Way to rain on my parade....after solving this problem I was going to work on World hunger next!


----------



## xnappo (Jun 3, 2017)

You probably already saw in the other thread, but I already fixed all the phones.




  








Phonecard




__
xnappo


__
Jul 28, 2018


----------



## garsh (Apr 4, 2016)

There's an old thread where I think I found the smallest Android phone that has all the features required to run the Tesla app and function as a Model 3 key.



garsh said:


> The Unihertz Jelly Pro runs Android 7, so good for future-proofing, but is a bit pricier at $125.
> The reviews on Amazon are overwhelmingly positive.
> It supports Bluetooth 4.0, but sounds like it does not implement the LE part.
> Has 2GB ram, and 16GB storage, so that meets my minimum suggested criteria for a phone.
> ...


----------



## Chris350 (Aug 8, 2017)

Funny observation.... I have always had issues listening to to my phone via BT using BT headphones when my phone is in my back pants pocket.

Never have this problem when it's in the front pants pocket...

So today.... I test my theory... at least for me..... When the phone is in my back pocket when I approach the car.... It unlocks about 50% of the time..... If I am holding the phone or it's in my front pocket, it unlocks everytime.... Strange...


----------



## garsh (Apr 4, 2016)

Chris350 said:


> Funny observation.... I have always had issues listening to to my phone via BT using BT headphones when my phone is in my back pants pocket.
> 
> Never have this problem when it's in the front pants pocket...
> 
> So today.... I test my theory... at least for me..... When the phone is in my back pocket when I approach the car.... It unlocks about 50% of the time..... If I am holding the phone or it's in my front pocket, it unlocks everytime.... Strange...


Just how big is your butt?









(I kid!
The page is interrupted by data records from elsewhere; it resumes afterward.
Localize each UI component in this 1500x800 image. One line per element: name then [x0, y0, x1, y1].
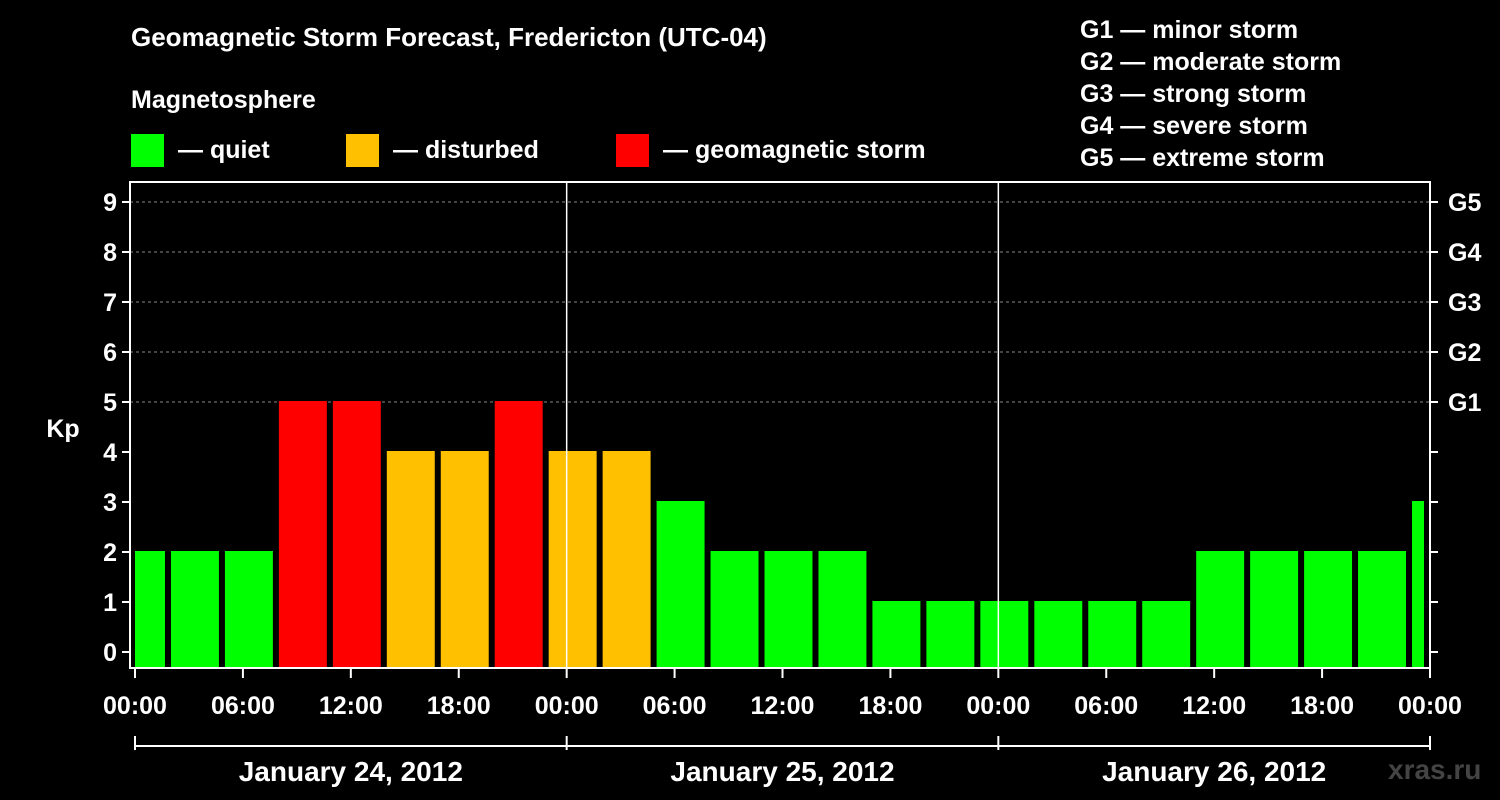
bar	[332, 401, 381, 668]
legend-storm: — geomagnetic storm	[616, 134, 926, 167]
x-tick-label: 00:00	[103, 692, 167, 720]
bar	[1412, 501, 1424, 668]
watermark: xras.ru	[1388, 754, 1482, 785]
x-tick-label: 12:00	[1182, 692, 1246, 720]
storm-level-label: G3	[1448, 289, 1481, 317]
x-tick-label: 00:00	[535, 692, 599, 720]
bar	[872, 601, 921, 668]
storm-scale-legend: G1 — minor storm G2 — moderate storm G3 …	[1080, 14, 1341, 174]
legend-label-storm: — geomagnetic storm	[663, 136, 926, 164]
y-axis-label: Kp	[46, 415, 79, 443]
x-tick-label: 12:00	[751, 692, 815, 720]
legend-swatch-quiet	[131, 134, 164, 167]
date-label: January 25, 2012	[670, 756, 894, 787]
y-tick-label: 8	[103, 239, 117, 267]
x-tick-label: 18:00	[858, 692, 922, 720]
bar	[1250, 551, 1299, 668]
bar	[1304, 551, 1353, 668]
bar	[656, 501, 705, 668]
legend-quiet: — quiet	[131, 134, 270, 167]
legend-swatch-storm	[616, 134, 649, 167]
bar	[224, 551, 273, 668]
storm-scale-g2: G2 — moderate storm	[1080, 48, 1342, 76]
x-tick-label: 00:00	[1398, 692, 1462, 720]
y-tick-label: 2	[103, 539, 117, 567]
bar	[170, 551, 219, 668]
storm-scale-g1: G1 — minor storm	[1080, 16, 1299, 44]
x-tick-label: 06:00	[211, 692, 275, 720]
y-tick-label: 4	[103, 439, 117, 467]
x-tick-label: 06:00	[1074, 692, 1138, 720]
y-tick-label: 0	[103, 639, 117, 667]
legend-swatch-disturbed	[346, 134, 379, 167]
storm-level-label: G1	[1448, 389, 1481, 417]
legend-label-disturbed: — disturbed	[393, 136, 539, 164]
bar	[135, 551, 165, 668]
legend-disturbed: — disturbed	[346, 134, 539, 167]
bar	[926, 601, 975, 668]
bar	[278, 401, 327, 668]
storm-scale-g3: G3 — strong storm	[1080, 80, 1307, 108]
bar	[710, 551, 759, 668]
storm-level-label: G2	[1448, 339, 1481, 367]
bar	[980, 601, 1029, 668]
bar	[386, 451, 435, 668]
x-tick-label: 18:00	[427, 692, 491, 720]
date-label: January 24, 2012	[239, 756, 463, 787]
legend-label-quiet: — quiet	[178, 136, 270, 164]
x-tick-label: 00:00	[966, 692, 1030, 720]
bar	[548, 451, 597, 668]
y-tick-label: 9	[103, 189, 117, 217]
storm-level-label: G4	[1448, 239, 1481, 267]
bar	[1196, 551, 1245, 668]
x-tick-label: 12:00	[319, 692, 383, 720]
x-tick-label: 18:00	[1290, 692, 1354, 720]
legend-title: Magnetosphere	[131, 86, 316, 114]
storm-scale-g5: G5 — extreme storm	[1080, 144, 1325, 172]
y-tick-label: 7	[103, 289, 117, 317]
bar	[440, 451, 489, 668]
x-tick-label: 06:00	[643, 692, 707, 720]
chart-title: Geomagnetic Storm Forecast, Fredericton …	[131, 22, 767, 52]
y-tick-label: 1	[103, 589, 117, 617]
storm-level-label: G5	[1448, 189, 1481, 217]
bar	[602, 451, 651, 668]
bar	[1034, 601, 1083, 668]
bar	[764, 551, 813, 668]
bar	[1358, 551, 1407, 668]
y-tick-label: 6	[103, 339, 117, 367]
date-label: January 26, 2012	[1102, 756, 1326, 787]
plot-border	[129, 181, 1431, 669]
y-tick-label: 5	[103, 389, 117, 417]
bar	[494, 401, 543, 668]
storm-scale-g4: G4 — severe storm	[1080, 112, 1308, 140]
bar	[1088, 601, 1137, 668]
bar	[1142, 601, 1191, 668]
y-tick-label: 3	[103, 489, 117, 517]
bar	[818, 551, 867, 668]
I kid!)


----------



## MelindaV (Apr 2, 2016)

garsh said:


> Just how big is your butt?
> 
> 
> 
> ...


Or buns of steel...


----------



## JWardell (May 9, 2016)

Bluetooth has an incredibly hard time going through your body. Especially if there is a lot of other 2.4GHz bluetooth and wifi networks adding noise. Just a few days ago I was working on the car with my phone in one pocket and speaker in the other, and it had constant dropouts, and was fine once I moved it a few inches forward. Plus they have pulled back the signal strength needed to unlock the car so there are not so many unintentional unlocks.
Phone unlocking has worked perfectly for me, it's always just transparent. But I keep my phone in my front pocket


----------



## slacker775 (May 30, 2018)

JWardell said:


> Phone unlocking has worked perfectly for me, it's always just transparent. But I keep my phone in my front pocket


Ditto. I'm on an iPhone 7 Plus (IOS 11.4.1), phone always in a front pocket and I've never had an issue *knock on wood*. My phone is not connected to 2700 other peripherals like speakers, headphones, watches, etc so there isn't any 'competition' either.


----------



## scaots (Sep 13, 2017)

garsh said:


> The Unihertz Jelly Pro runs Android 7, so good for future-proofing, but is a bit pricier at $125.
> The reviews on Amazon are overwhelmingly positive.
> It supports Bluetooth 4.0, but sounds like it does not implement the LE part.
> Has 2GB ram, and 16GB storage, so that meets my minimum suggested criteria for a phone.
> ...


I actually have one of these. Mostly thought it was an interesting novelty. Probably needs charged, but maybe i can test it sometime. Some Android applications have issues with such low screen resolutions, though I think this is within Android spec so should work if they designed the app to follow all guidelines (which is a big if).


----------



## quadmasta (Jul 24, 2018)

When talking about RF stuff and transmission through a human just think of the human as a large bag of water. To an RF device that's all you are.


----------



## John (Apr 16, 2016)

Okay, this thread explains why my phone ALWAYS works as a key, no matter which pocket it's in.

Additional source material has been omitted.